Minitron is a family of compact language models produced by NVIDIA, together with the model compression methodology used to create them. The core idea is to take a large, already pretrained large language model and shrink it into one or more smaller models through structured pruning (removing parts of the network along its width and/or depth) followed by lightweight retraining via knowledge distillation, rather than training each smaller model from scratch. The approach was introduced in the 2024 paper "Compact Language Models via Pruning and Knowledge Distillation" and refined in a follow-up report, "LLM Pruning and Distillation in Practice: The Minitron Approach." Its headline result is that a smaller model derived this way can match or exceed a model trained conventionally while using up to roughly 40 times fewer training tokens. [1][2]
The original Minitron 8B and 4B models were derived from NVIDIA's Nemotron 4 15B base model. The same recipe was later applied to third-party open models, producing Llama-3.1-Minitron-4B from Meta's Llama 3.1 8B and Mistral-NeMo-Minitron-8B (also written MN-Minitron-8B) from the Mistral NeMo 12B model jointly built by NVIDIA and Mistral AI. [3][4][5]
Model families such as Llama, Gemma, and Nemotron are usually offered in several sizes so that users can trade off accuracy against inference cost. Producing each size by independent pretraining is extremely compute intensive, because every variant consumes its own trillions of training tokens. Minitron reframes the problem: a single large model is trained once, and the smaller members of the family are obtained by compressing that model and refreshing it on only a small slice of additional data (less than 3 percent of a full pretraining run in the original experiments).

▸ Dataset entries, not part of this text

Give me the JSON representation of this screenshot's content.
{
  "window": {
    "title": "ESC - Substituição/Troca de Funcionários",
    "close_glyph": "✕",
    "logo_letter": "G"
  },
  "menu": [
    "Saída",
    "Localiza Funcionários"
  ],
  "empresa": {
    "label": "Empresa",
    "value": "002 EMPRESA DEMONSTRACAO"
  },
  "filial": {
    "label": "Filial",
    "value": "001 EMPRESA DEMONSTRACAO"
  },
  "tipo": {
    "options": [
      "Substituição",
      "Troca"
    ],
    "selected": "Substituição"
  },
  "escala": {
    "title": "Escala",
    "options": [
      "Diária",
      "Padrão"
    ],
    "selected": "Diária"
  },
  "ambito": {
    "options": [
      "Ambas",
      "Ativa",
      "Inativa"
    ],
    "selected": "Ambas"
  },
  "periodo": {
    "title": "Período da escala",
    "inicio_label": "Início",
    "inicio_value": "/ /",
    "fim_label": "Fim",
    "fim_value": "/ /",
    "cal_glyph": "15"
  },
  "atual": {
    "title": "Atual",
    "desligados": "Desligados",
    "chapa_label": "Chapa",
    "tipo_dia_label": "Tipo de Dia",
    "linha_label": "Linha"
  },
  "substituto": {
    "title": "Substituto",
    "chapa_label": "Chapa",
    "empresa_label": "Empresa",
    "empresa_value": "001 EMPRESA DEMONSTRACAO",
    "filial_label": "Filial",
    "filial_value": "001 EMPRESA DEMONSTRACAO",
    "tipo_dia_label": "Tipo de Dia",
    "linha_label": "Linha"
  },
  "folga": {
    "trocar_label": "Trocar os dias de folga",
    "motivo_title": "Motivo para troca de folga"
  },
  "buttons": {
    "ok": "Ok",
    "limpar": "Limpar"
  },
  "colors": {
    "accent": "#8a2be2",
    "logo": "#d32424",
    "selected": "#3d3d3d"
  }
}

This amortizes the dominant cost of pretraining across the whole family. [1]
The Minitron recipe has three main components: importance estimation, structured pruning, and distillation-based retraining.

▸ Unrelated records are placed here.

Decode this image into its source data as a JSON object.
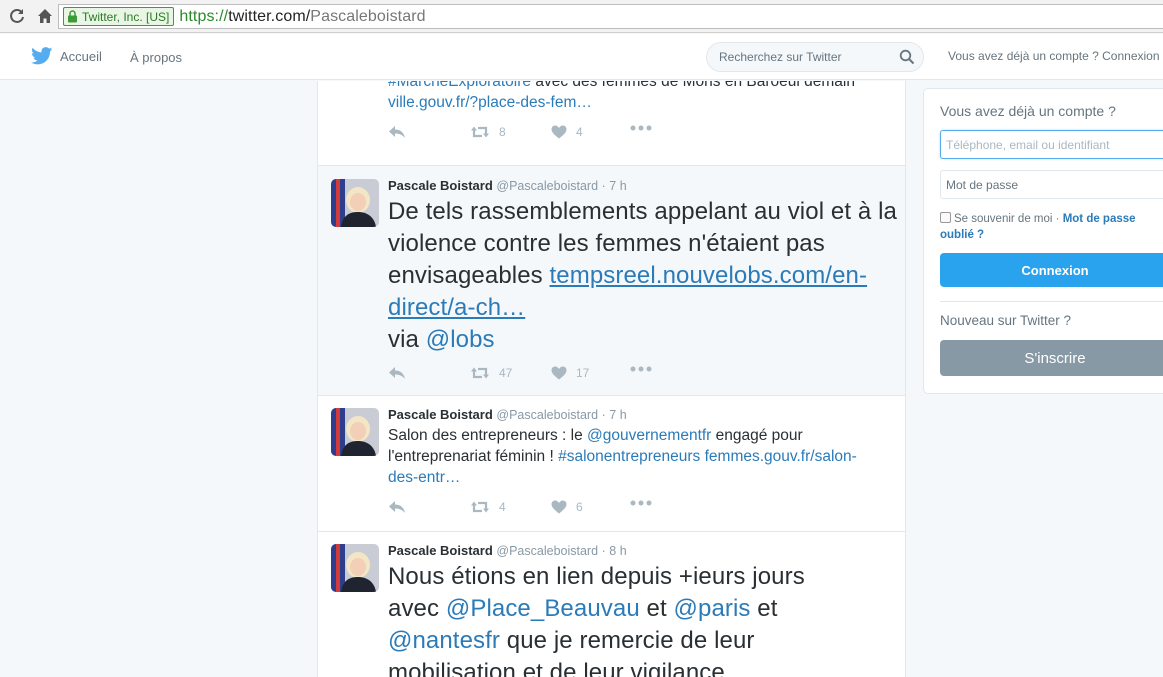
{
  "browser": {
    "ev_label": "Twitter, Inc. [US]",
    "url_protocol": "https://",
    "url_host": "twitter.com/",
    "url_path": "Pascaleboistard"
  },
  "topbar": {
    "home_label": "Accueil",
    "about_label": "À propos",
    "search_placeholder": "Recherchez sur Twitter",
    "account_prompt": "Vous avez déjà un compte ?",
    "login_label": "Connexion"
  },
  "tweets": [
    {
      "text_parts": [
        "#MarcheExploratoire",
        " avec des femmes de Mons en Baroeul demain",
        "ville.gouv.fr/?place-des-fem…"
      ],
      "retweets": "8",
      "likes": "4"
    },
    {
      "name": "Pascale Boistard",
      "handle": "@Pascaleboistard",
      "time": "· 7 h",
      "text_parts": [
        "De tels rassemblements appelant au viol et à la violence contre les femmes n'étaient pas envisageables",
        "tempsreel.nouvelobs.com/en-direct/a-ch…",
        "via ",
        "@lobs"
      ],
      "retweets": "47",
      "likes": "17"
    },
    {
      "name": "Pascale Boistard",
      "handle": "@Pascaleboistard",
      "time": "· 7 h",
      "text_parts": [
        "Salon des entrepreneurs : le ",
        "@gouvernementfr",
        "  engagé pour l'entreprenariat féminin ! ",
        "#salonentrepreneurs",
        " ",
        "femmes.gouv.fr/salon-des-entr…"
      ],
      "retweets": "4",
      "likes": "6"
    },
    {
      "name": "Pascale Boistard",
      "handle": "@Pascaleboistard",
      "time": "· 8 h",
      "text_parts": [
        "Nous étions en lien depuis +ieurs jours avec ",
        "@Place_Beauvau",
        " et ",
        "@paris",
        " et ",
        "@nantesfr",
        " que je remercie de leur mobilisation et de leur vigilance"
      ]
    }
  ],
  "login": {
    "title": "Vous avez déjà un compte ?",
    "username_placeholder": "Téléphone, email ou identifiant",
    "password_placeholder": "Mot de passe",
    "remember_label": "Se souvenir de moi",
    "separator": " · ",
    "forgot_label": "Mot de passe oublié ?",
    "login_button": "Connexion",
    "new_label": "Nouveau sur Twitter ?",
    "signup_button": "S'inscrire"
  },
  "colors": {
    "link": "#2b7bb9",
    "primary_button": "#2aa3ef",
    "signup_button": "#8899a6",
    "ev_green": "#3c9a37"
  },
  "icons": [
    "reload-icon",
    "home-icon",
    "lock-icon",
    "twitter-bird-icon",
    "search-icon",
    "reply-icon",
    "retweet-icon",
    "heart-icon",
    "more-icon"
  ]
}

Importance estimation. Before anything is removed, the method runs a small calibration set (a few hundred batches) through the model and measures the contribution, or "importance," of individual structural elements. Importance is computed in a purely activation-based manner for several axes of the network at once: neurons in the multilayer perceptron (MLP) blocks, attention heads, embedding (hidden) channels, and entire transformer layers (depth). Because the scores are derived from forward-pass activations, the procedure is inexpensive and avoids the cost of gradient-based or search-based importance ranking. [1]

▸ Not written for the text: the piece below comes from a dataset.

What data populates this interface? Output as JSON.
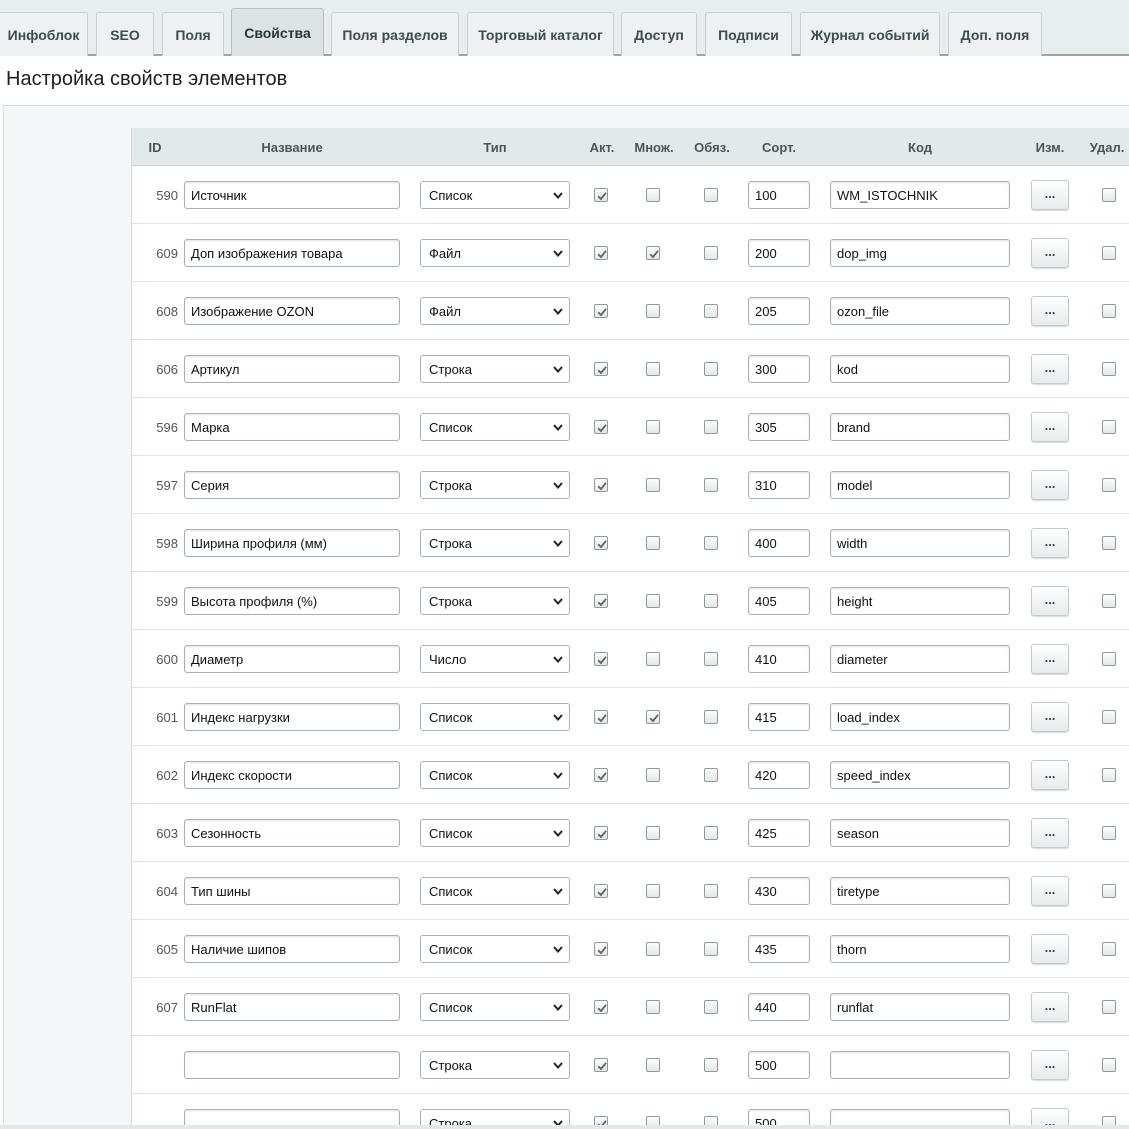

Structured pruning. Using these rankings, the least important components are deleted to reach a target architecture. The method distinguishes two regimes:
Width and depth pruning can be combined, and the paper conducts a structured search over candidate compressed architectures to choose a good configuration for a given parameter budget. [1]
Retraining by distillation. Pruning damages accuracy, so the compressed model is retrained. Instead of standard next-token training on hard labels, Minitron uses knowledge distillation in which the original uncompressed model acts as the teacher and the pruned model as the student; the student is trained to match the teacher's output probabilities and intermediate states. Distillation lets the smaller model recover most of its lost quality using only a small fraction of the tokens that pretraining from scratch would require. A practical refinement introduced in the follow-up report is teacher correction: when the original training data is unavailable, the teacher is first lightly fine-tuned on the new distillation dataset to correct for distribution shift before it supervises the student. [1][3]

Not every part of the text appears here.